The anxiety was immediate and overwhelming. My hands literally itched for occupation. My mind raced through tasks undone, people I should call, emails needing responses. Fifteen minutes felt like hours. But somewhere around minute twenty, something shifted. The afternoon light was doing something wonderful to the leaves outside my window, turning them into stained glass. A cardinal landed on the bird feeder my husband installed years ago. The tea tasted like comfort.
For maybe five minutes, I felt something I hadn't felt in decades – contentment without cause. Joy without justification. It was terrifying and wonderful and completely foreign, like suddenly hearing a language you forgot you once knew.

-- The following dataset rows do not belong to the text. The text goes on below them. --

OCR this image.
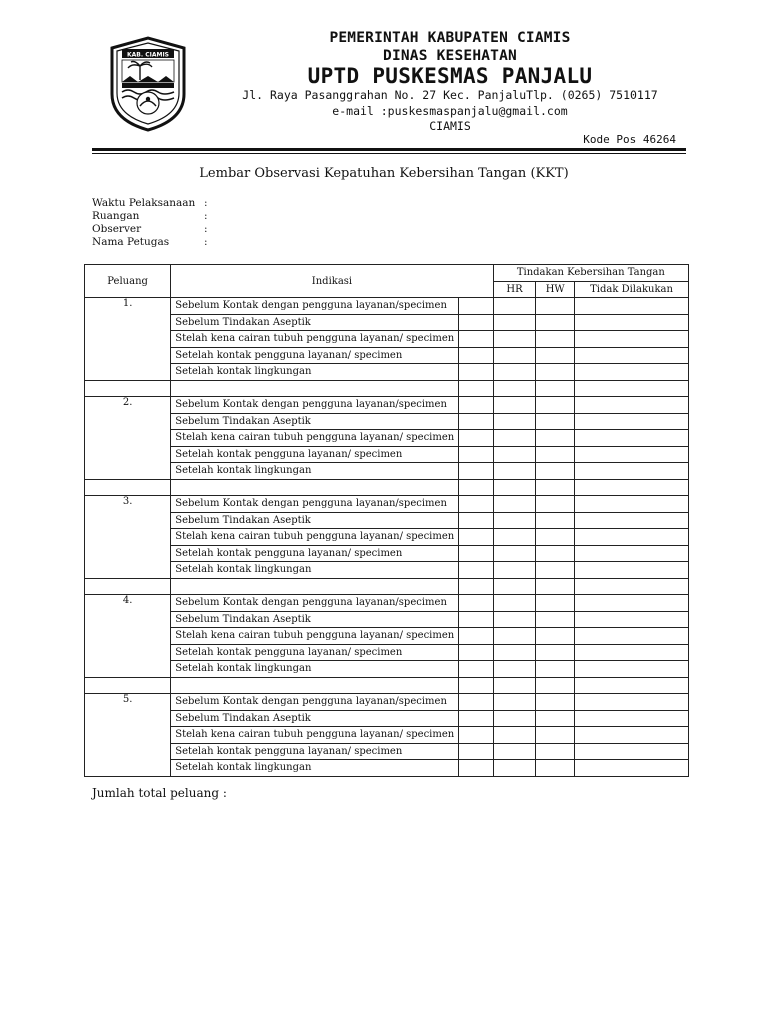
KAB. CIAMIS
PEMERINTAH KABUPATEN CIAMIS
DINAS KESEHATAN
UPTD PUSKESMAS PANJALU
Jl. Raya Pasanggrahan No. 27 Kec. PanjaluTlp. (0265) 7510117
e-mail :puskesmaspanjalu@gmail.com
CIAMIS
Kode Pos 46264
Lembar Observasi Kepatuhan Kebersihan Tangan (KKT)
Waktu Pelaksanaan :
Ruangan	:
Observer	:
Nama Petugas	:
Peluang	Indikasi		Tindakan Kebersihan Tangan		
			HR	HW	Tidak Dilakukan
1.	Sebelum Kontak dengan pengguna layanan/specimen				
	Sebelum Tindakan Aseptik				
	Stelah kena cairan tubuh pengguna layanan/ specimen				
	Setelah kontak pengguna layanan/ specimen				
	Setelah kontak lingkungan				

2.	Sebelum Kontak dengan pengguna layanan/specimen				
	Sebelum Tindakan Aseptik				
	Stelah kena cairan tubuh pengguna layanan/ specimen				
	Setelah kontak pengguna layanan/ specimen				
	Setelah kontak lingkungan				

3.	Sebelum Kontak dengan pengguna layanan/specimen				
	Sebelum Tindakan Aseptik				
	Stelah kena cairan tubuh pengguna layanan/ specimen				
	Setelah kontak pengguna layanan/ specimen				
	Setelah kontak lingkungan				

4.	Sebelum Kontak dengan pengguna layanan/specimen				
	Sebelum Tindakan Aseptik				
	Stelah kena cairan tubuh pengguna layanan/ specimen				
	Setelah kontak pengguna layanan/ specimen				
	Setelah kontak lingkungan				

5.	Sebelum Kontak dengan pengguna layanan/specimen				
	Sebelum Tindakan Aseptik				
	Stelah kena cairan tubuh pengguna layanan/ specimen				
	Setelah kontak pengguna layanan/ specimen				
	Setelah kontak lingkungan				
Jumlah total peluang :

What Alzheimer's taught me about happiness
My mother spent her last years lost to Alzheimer's, which felt like the cruelest possible fate for someone who prided herself on sharp thinking and usefulness. But in her confusion, something unexpected happened. She forgot to be productive. She would sit in the garden for hours, smiling at nothing we could identify, completely content.
"Isn't it wonderful?" she'd say, and we'd look around, trying to identify what specifically she meant. The roses? The weather? But maybe she just meant existence itself – the miracle of sitting in a garden without needing to tend it, catalog it, or turn it into something else.
Perhaps in losing her memory, she found something I'm only now starting to seek: the ability to be happy without earning it.
Final thoughts
I'm seventy years old, with maybe fifteen or twenty good years left if I'm lucky. Do I want to spend them the same way I spent the first seventy – useful, busy, exhausted, and secretly empty? Or do I want to learn, finally, what my granddaughter and my mother in her confusion both knew: that joy doesn't need an agenda?
This morning, I woke at 5:30 as usual. But instead of immediately launching into my routine, I lay there for a moment, feeling the warmth of my blanket, listening to the birds beginning their day, watching the darkness gentle into dawn. It wasn't productive. It didn't help anyone. It won't go on any accomplishment list.
But for those few minutes, I think I might have been happy. Simply, purposelessly, wonderfully happy. And maybe that's enough. Maybe that's everything.